I asked my English master this in 1964. It turned out that he was quite a famous philosopher. He turned it into, What do philosphers do, when they think? This plagued him so much that he then had prolonged discussions with other  philosphers in order to supply an answer. The answer was not short by the way.

Clearly anyone who thinks may not be a philosopher. A theoretical physicist thinks, but no-one would really say what he writes about is philosophy.

A school boy suggested that philosophy is thinking about thinking. Short and snappy, and also self-referential for those who like mathematical logic.

A jesuit suggested that theology is philosophy with added divine revelation. I would regard that definition as jesuitical.

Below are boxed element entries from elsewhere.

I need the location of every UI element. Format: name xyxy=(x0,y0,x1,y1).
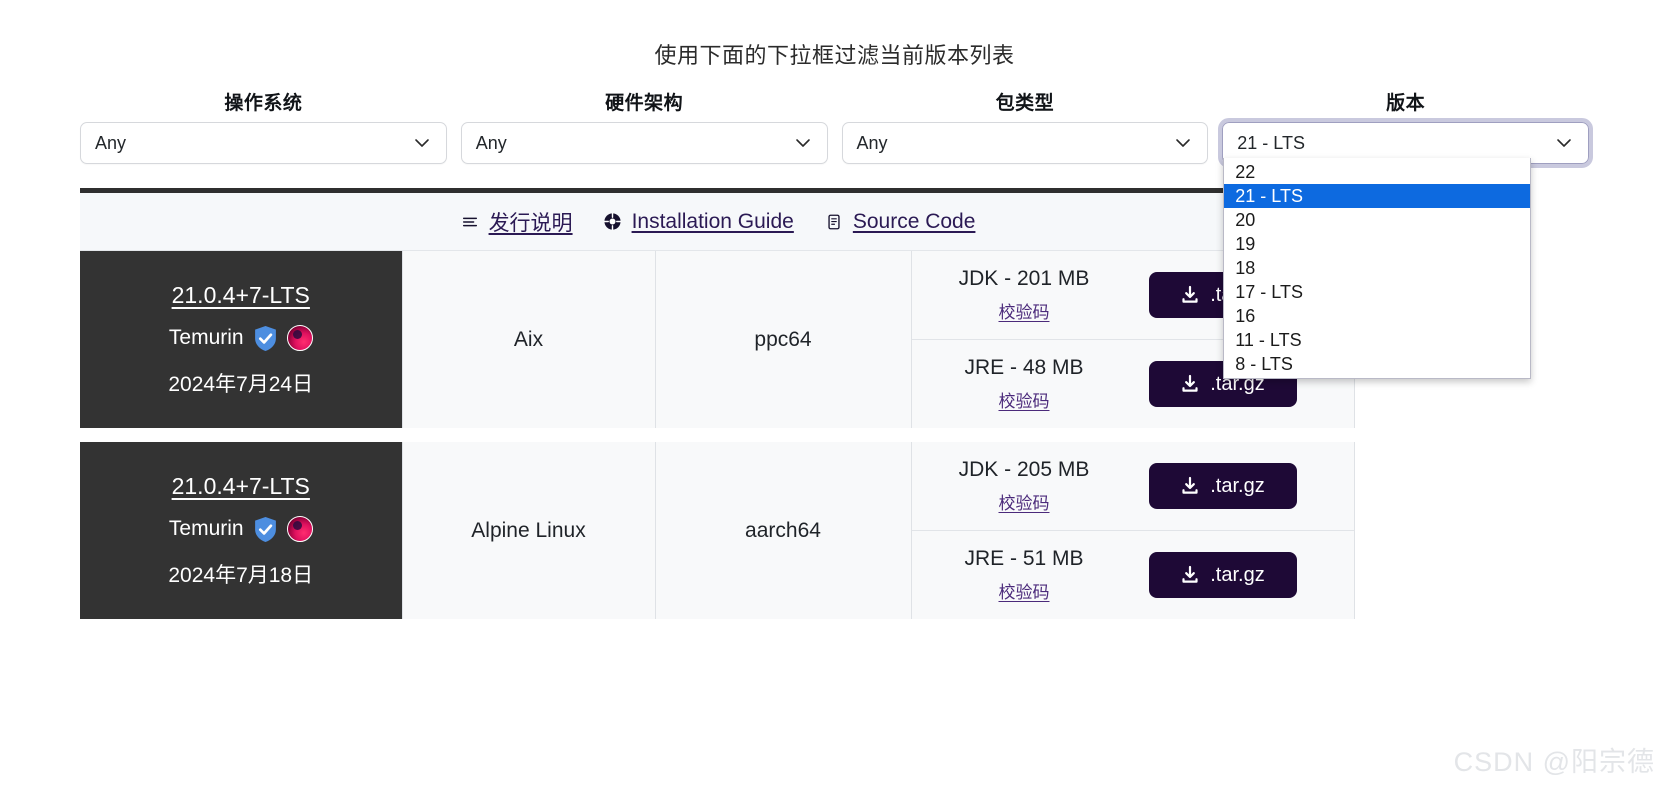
release-notes-label: 发行说明 xyxy=(488,211,573,235)
download-icon xyxy=(1180,285,1200,305)
os-select[interactable]: Any xyxy=(80,122,447,164)
filter-group-arch: 硬件架构 Any xyxy=(460,88,828,164)
version-option[interactable]: 17 - LTS xyxy=(1224,280,1530,304)
version-dropdown-list[interactable]: 22 21 - LTS 20 19 18 17 - LTS 16 11 - LT… xyxy=(1223,158,1532,379)
release-version-link[interactable]: 21.0.4+7-LTS xyxy=(90,282,392,309)
releases-table: 21.0.4+7-LTS Temurin 2024年7月24日 Aix ppc6… xyxy=(80,251,1355,619)
watermark: CSDN @阳宗德 xyxy=(1453,747,1655,777)
vendor-name: Temurin xyxy=(168,517,244,540)
release-notes-link[interactable]: 发行说明 xyxy=(460,207,573,237)
chevron-down-icon xyxy=(1173,133,1193,153)
packages-cell: JDK - 205 MB 校验码 .tar.gz JRE - 51 MB 校验码… xyxy=(911,442,1355,619)
package-size: JRE - 51 MB xyxy=(964,547,1084,570)
table-row-spacer xyxy=(80,428,1355,442)
arch-cell: aarch64 xyxy=(654,442,912,619)
package-row: JDK - 205 MB 校验码 .tar.gz xyxy=(912,442,1355,530)
chevron-down-icon xyxy=(412,133,432,153)
version-option[interactable]: 20 xyxy=(1224,208,1530,232)
version-option[interactable]: 22 xyxy=(1224,160,1530,184)
release-date: 2024年7月24日 xyxy=(168,372,314,396)
source-code-link[interactable]: Source Code xyxy=(824,209,976,234)
filter-group-version: 版本 21 - LTS 22 21 - LTS 20 19 18 17 - LT… xyxy=(1218,88,1593,379)
os-select-value: Any xyxy=(95,132,127,153)
version-option[interactable]: 18 xyxy=(1224,256,1530,280)
eclipse-logo-icon xyxy=(286,325,313,351)
download-icon xyxy=(1180,565,1200,585)
row-spacer xyxy=(80,428,1355,442)
chevron-down-icon xyxy=(793,133,813,153)
releases-table-container: 发行说明 Installation Guide Source Code 21.0… xyxy=(80,188,1355,619)
checksum-link[interactable]: 校验码 xyxy=(999,489,1050,514)
filter-label-arch: 硬件架构 xyxy=(605,93,684,114)
version-option[interactable]: 8 - LTS xyxy=(1224,352,1530,376)
filter-label-package-type: 包类型 xyxy=(995,93,1055,114)
package-size: JDK - 205 MB xyxy=(958,458,1090,481)
release-date: 2024年7月18日 xyxy=(168,563,314,587)
verified-shield-icon xyxy=(253,325,278,352)
chevron-down-icon xyxy=(1554,133,1574,153)
filter-group-package-type: 包类型 Any xyxy=(841,88,1209,164)
package-size: JDK - 201 MB xyxy=(958,267,1090,290)
download-icon xyxy=(1180,476,1200,496)
version-option-selected[interactable]: 21 - LTS xyxy=(1224,184,1531,208)
download-icon xyxy=(1180,374,1200,394)
checksum-link[interactable]: 校验码 xyxy=(999,387,1050,412)
page-title: 使用下面的下拉框过滤当前版本列表 xyxy=(654,43,1015,68)
package-size: JRE - 48 MB xyxy=(964,356,1084,379)
package-info: JRE - 48 MB 校验码 xyxy=(922,356,1127,412)
package-info: JDK - 205 MB 校验码 xyxy=(922,458,1127,514)
eclipse-logo-icon xyxy=(286,516,313,542)
download-button[interactable]: .tar.gz xyxy=(1148,463,1297,509)
vendor-name: Temurin xyxy=(168,326,244,349)
package-type-select[interactable]: Any xyxy=(841,122,1209,164)
source-code-icon xyxy=(824,212,844,232)
installation-guide-icon xyxy=(603,212,623,232)
package-info: JDK - 201 MB 校验码 xyxy=(922,267,1127,323)
package-info: JRE - 51 MB 校验码 xyxy=(922,547,1127,603)
version-select-value: 21 - LTS xyxy=(1237,132,1305,153)
release-summary-cell: 21.0.4+7-LTS Temurin 2024年7月18日 xyxy=(80,442,402,619)
table-row: 21.0.4+7-LTS Temurin 2024年7月24日 Aix ppc6… xyxy=(80,251,1355,428)
version-option[interactable]: 11 - LTS xyxy=(1224,328,1530,352)
arch-select[interactable]: Any xyxy=(460,122,828,164)
documentation-links-row: 发行说明 Installation Guide Source Code xyxy=(80,193,1355,251)
package-type-select-value: Any xyxy=(856,132,888,153)
download-label: .tar.gz xyxy=(1210,474,1265,497)
checksum-link[interactable]: 校验码 xyxy=(999,298,1050,323)
download-label: .tar.gz xyxy=(1210,563,1265,586)
release-summary-cell: 21.0.4+7-LTS Temurin 2024年7月24日 xyxy=(80,251,402,428)
filter-label-version: 版本 xyxy=(1386,93,1426,114)
os-cell: Aix xyxy=(401,251,656,428)
installation-guide-label: Installation Guide xyxy=(631,209,794,233)
version-option[interactable]: 16 xyxy=(1224,304,1530,328)
arch-select-value: Any xyxy=(475,132,507,153)
installation-guide-link[interactable]: Installation Guide xyxy=(603,210,794,234)
download-button[interactable]: .tar.gz xyxy=(1148,552,1297,598)
vendor-line: Temurin xyxy=(90,516,392,543)
verified-shield-icon xyxy=(253,516,278,543)
table-row: 21.0.4+7-LTS Temurin 2024年7月18日 Alpine L… xyxy=(80,442,1355,619)
version-option[interactable]: 19 xyxy=(1224,232,1530,256)
release-notes-icon xyxy=(460,212,480,232)
arch-cell: ppc64 xyxy=(654,251,912,428)
checksum-link[interactable]: 校验码 xyxy=(999,578,1050,603)
release-version-link[interactable]: 21.0.4+7-LTS xyxy=(90,473,392,500)
filter-bar: 操作系统 Any 硬件架构 Any 包类型 Any 版本 21 - LTS 22… xyxy=(0,70,1669,379)
os-cell: Alpine Linux xyxy=(401,442,656,619)
filter-label-os: 操作系统 xyxy=(224,93,303,114)
package-row: JRE - 51 MB 校验码 .tar.gz xyxy=(911,530,1354,619)
source-code-label: Source Code xyxy=(852,209,976,233)
filter-group-os: 操作系统 Any xyxy=(80,88,447,164)
vendor-line: Temurin xyxy=(90,325,392,352)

Socrates by the way was charged with corrupting youth, on which he was found guilty and condemned to drink hemlock

So Plato says. Socrates was Plato's imaginary friend. He was able to blame all that sort of thing on Socrates. "I", says Plato, "Could never have anything but a Platonic relationship by definition". Everything that he thought came from "Socrates". Shopping girl (there's a tautology!!!) why restrict it to Greeks?. Check out Descartes - "I think therefore I am" was fairly radical in it's day. Kant (German) was a clever chap too, for his day - he said why do only one or the other - do both! (think and measure, that is). Both of them went off the rails a bit, though, when they came up with their 'proofs' of God's existence.